Whenever I’m doing corporate workshops and have people keep track of their time for a week, inevitably somebody will tell me, “I was going to start Monday but my car broke down Monday and so I only worked a half day so I’m going to start over on Tuesday or next week.” You can, that’s fine, but unless you think something like that will never happen again in your life, I would propose that having a week where you are not perfectly at work all the time may be more typical than a week where you are.

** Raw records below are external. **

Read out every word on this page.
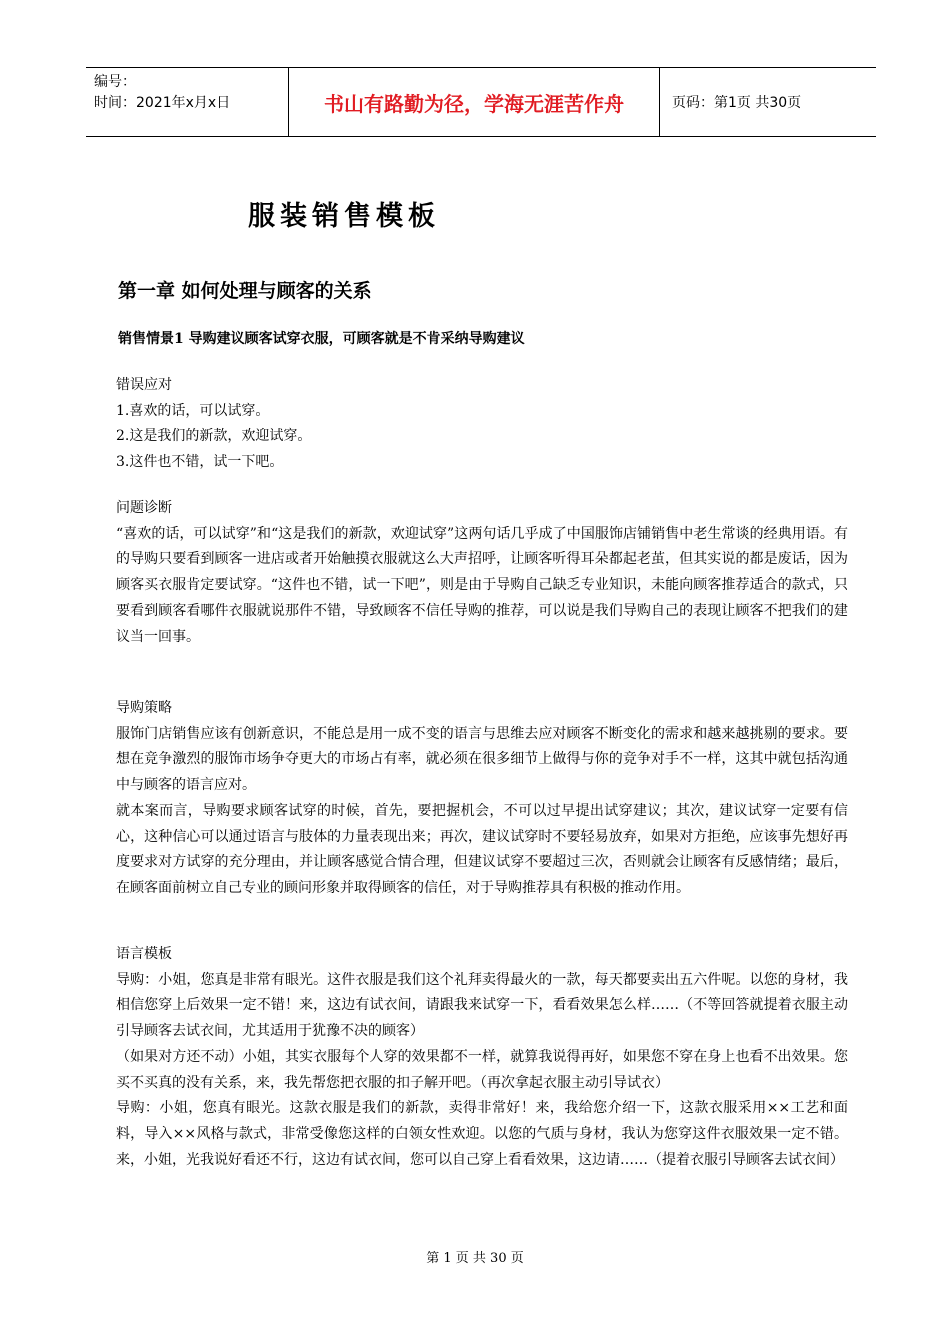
编号：
时间：2021年x月x日	书山有路勤为径，学海无涯苦作舟	页码：第1页 共30页
服装销售模板
第一章 如何处理与顾客的关系
销售情景1 导购建议顾客试穿衣服，可顾客就是不肯采纳导购建议

错误应对

1.喜欢的话，可以试穿。

2.这是我们的新款，欢迎试穿。

3.这件也不错，试一下吧。

问题诊断

“喜欢的话，可以试穿”和“这是我们的新款，欢迎试穿”这两句话几乎成了中国服饰店铺销售中老生常谈的经典用语。有的导购只要看到顾客一进店或者开始触摸衣服就这么大声招呼，让顾客听得耳朵都起老茧，但其实说的都是废话，因为顾客买衣服肯定要试穿。“这件也不错，试一下吧”，则是由于导购自己缺乏专业知识，未能向顾客推荐适合的款式，只要看到顾客看哪件衣服就说那件不错，导致顾客不信任导购的推荐，可以说是我们导购自己的表现让顾客不把我们的建议当一回事。

导购策略

服饰门店销售应该有创新意识，不能总是用一成不变的语言与思维去应对顾客不断变化的需求和越来越挑剔的要求。要想在竞争激烈的服饰市场争夺更大的市场占有率，就必须在很多细节上做得与你的竞争对手不一样，这其中就包括沟通中与顾客的语言应对。

就本案而言，导购要求顾客试穿的时候，首先，要把握机会，不可以过早提出试穿建议；其次，建议试穿一定要有信心，这种信心可以通过语言与肢体的力量表现出来；再次，建议试穿时不要轻易放弃，如果对方拒绝，应该事先想好再度要求对方试穿的充分理由，并让顾客感觉合情合理，但建议试穿不要超过三次，否则就会让顾客有反感情绪；最后，在顾客面前树立自己专业的顾问形象并取得顾客的信任，对于导购推荐具有积极的推动作用。

语言模板

导购：小姐，您真是非常有眼光。这件衣服是我们这个礼拜卖得最火的一款，每天都要卖出五六件呢。以您的身材，我相信您穿上后效果一定不错！来，这边有试衣间，请跟我来试穿一下，看看效果怎么样……（不等回答就提着衣服主动引导顾客去试衣间，尤其适用于犹豫不决的顾客）

（如果对方还不动）小姐，其实衣服每个人穿的效果都不一样，就算我说得再好，如果您不穿在身上也看不出效果。您买不买真的没有关系，来，我先帮您把衣服的扣子解开吧。（再次拿起衣服主动引导试衣）

导购：小姐，您真有眼光。这款衣服是我们的新款，卖得非常好！来，我给您介绍一下，这款衣服采用××工艺和面料，导入××风格与款式，非常受像您这样的白领女性欢迎。以您的气质与身材，我认为您穿这件衣服效果一定不错。来，小姐，光我说好看还不行，这边有试衣间，您可以自己穿上看看效果，这边请……（提着衣服引导顾客去试衣间）

第 1 页 共 30 页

Let’s say I work 8 to 6. “There was traffic and I got in a little bit late on Thursday,” or “I left early on Friday,” or “I had a dentist appointment on Monday.” The next thing you know it’s not 8 to 6 and there’s quite a bit of time that was out of that. In your mind, you work 50 hours a week, but when you actually record it, it was more like 42. That is a serious difference. It’s not that you were wasting the eight hours that you thought you were working, there’s just stuff that comes up. That’s where one of those gaps between perception and reality comes from.